Не глядя на Хайна, девочка отрицательно помотала головой.
— Но это же немыслимо! — испуганно воскликнул Хайн. — Разве можно так жить?
— А почему бы и нет? Что в этом такого? — удивилась она и добавила: — Ты имеешь в виду болезни? Конечно, тут надо следить.
Хайн взял девочку за руку и скомандовал:
— Пошли.
— Значит, все-таки идем? — спросила она.
— Я отведу тебя к людям, которые тебя накормят. Там ты встретишь других детей, будешь с ними играть.

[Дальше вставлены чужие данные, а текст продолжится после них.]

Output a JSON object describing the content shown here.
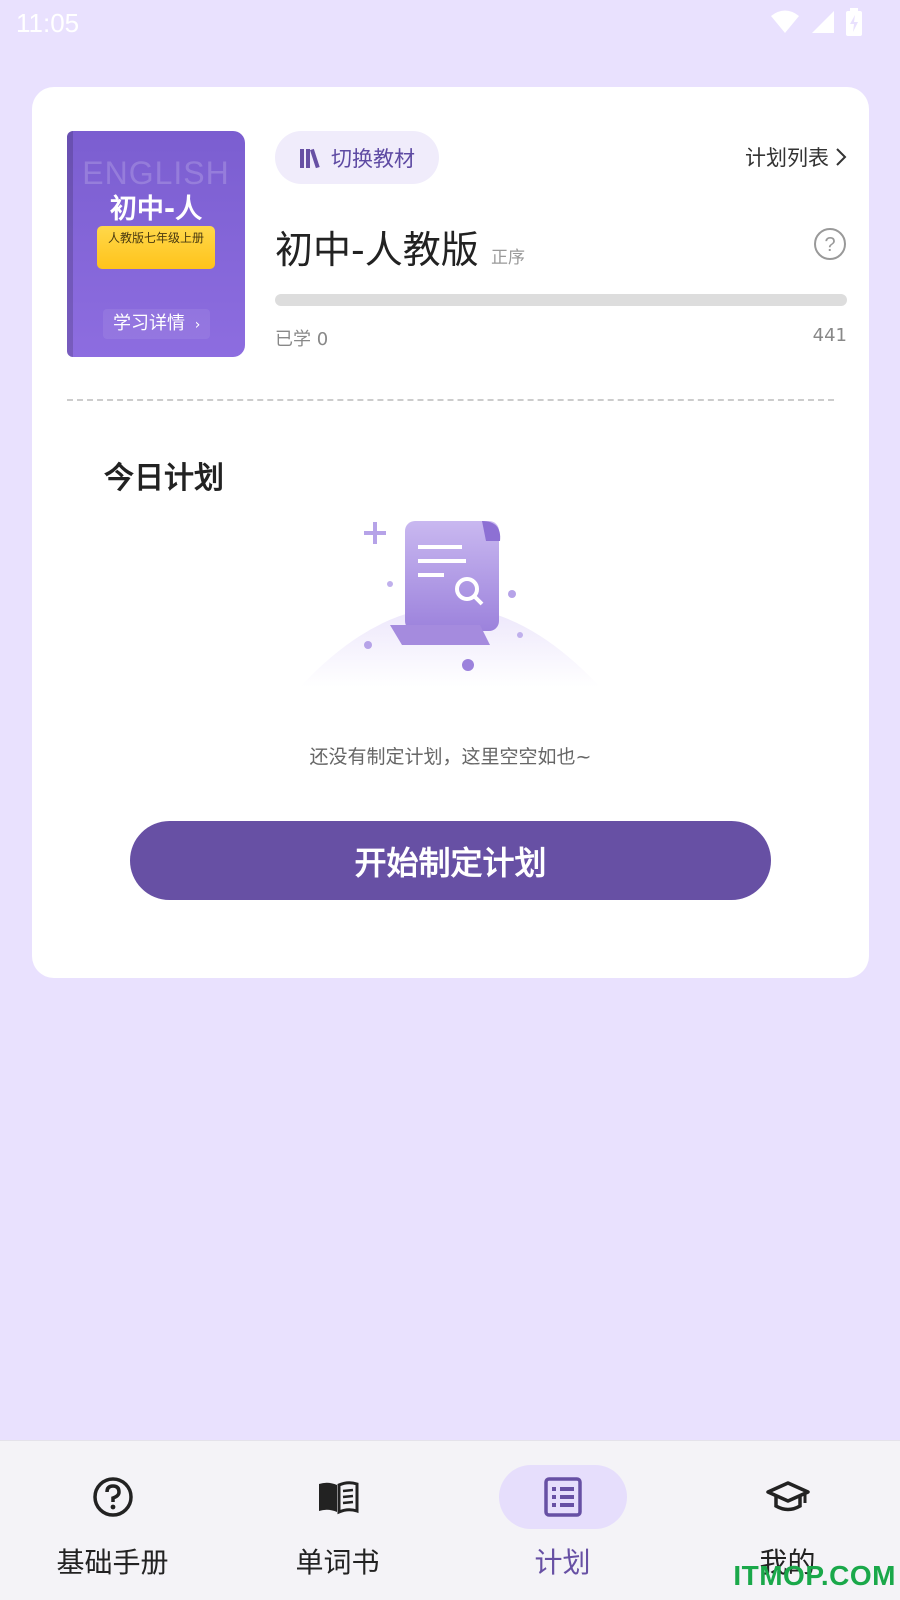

Пройдя несколько шагов, она остановилась и снова недоверчиво покосилась на него.
— А что это за люди? — осведомилась она.
— Хорошие люди, пойдем, сама увидишь!
— Нет, я сейчас не могу. Сестренка ждет.
— У тебя еще и сестра есть?
— Да, ей нет еще трех. Она дома и не завтракала. Мне надо спешить домой.
Они стояли на самом солнцепеке. Было жарко.
— А вообще, ты тоже можешь пойти со мной. Приводила же я других, — пояснила Кармен. — Хотя днем это неприятно.
В конце концов Хайн уговорил девочку выпить с ним кофе в одном из ресторанчиков на Гранд Виа, и, когда он пообещал ей, что долго не задержится, Кармен засеменила с ним к телефонному узлу. Он сел с ней в лифт, а затем велел подождать в коридоре, возле комнаты цензоров.
Отдел цензуры размещался в большой полупустой комнате. В углу валялись два матраца с небрежно брошенными одеялами: как будто спавшие на них только что встали. За столами у окон сидели двое мужчин с бледными, утомленными лицами.
Шаркающей походкой вошел рассыльный и, словно служитель зоопарка, задающий корм зверям, швырнул этим двум исхудавшим людям кипу газет на стол. Те тут же принялись читать.
Хайн спросил Хильду Ковальскую.
— Она вот-вот будет, — не оборачиваясь, ответил один из них.
Когда она вошла и Хайн увидел ее красные, заплаканные глаза, то покраснел и, опустив голову, быстро отвернулся. Он, по-прежнему не глядя на нее, торопливо передал ей свою заметку, коротко рассказал историю с девочкой, спросил, куда ее лучше определить. Пока та отвечала, ему вспомнился подслушанный ночью разговор, и он поспешил уйти.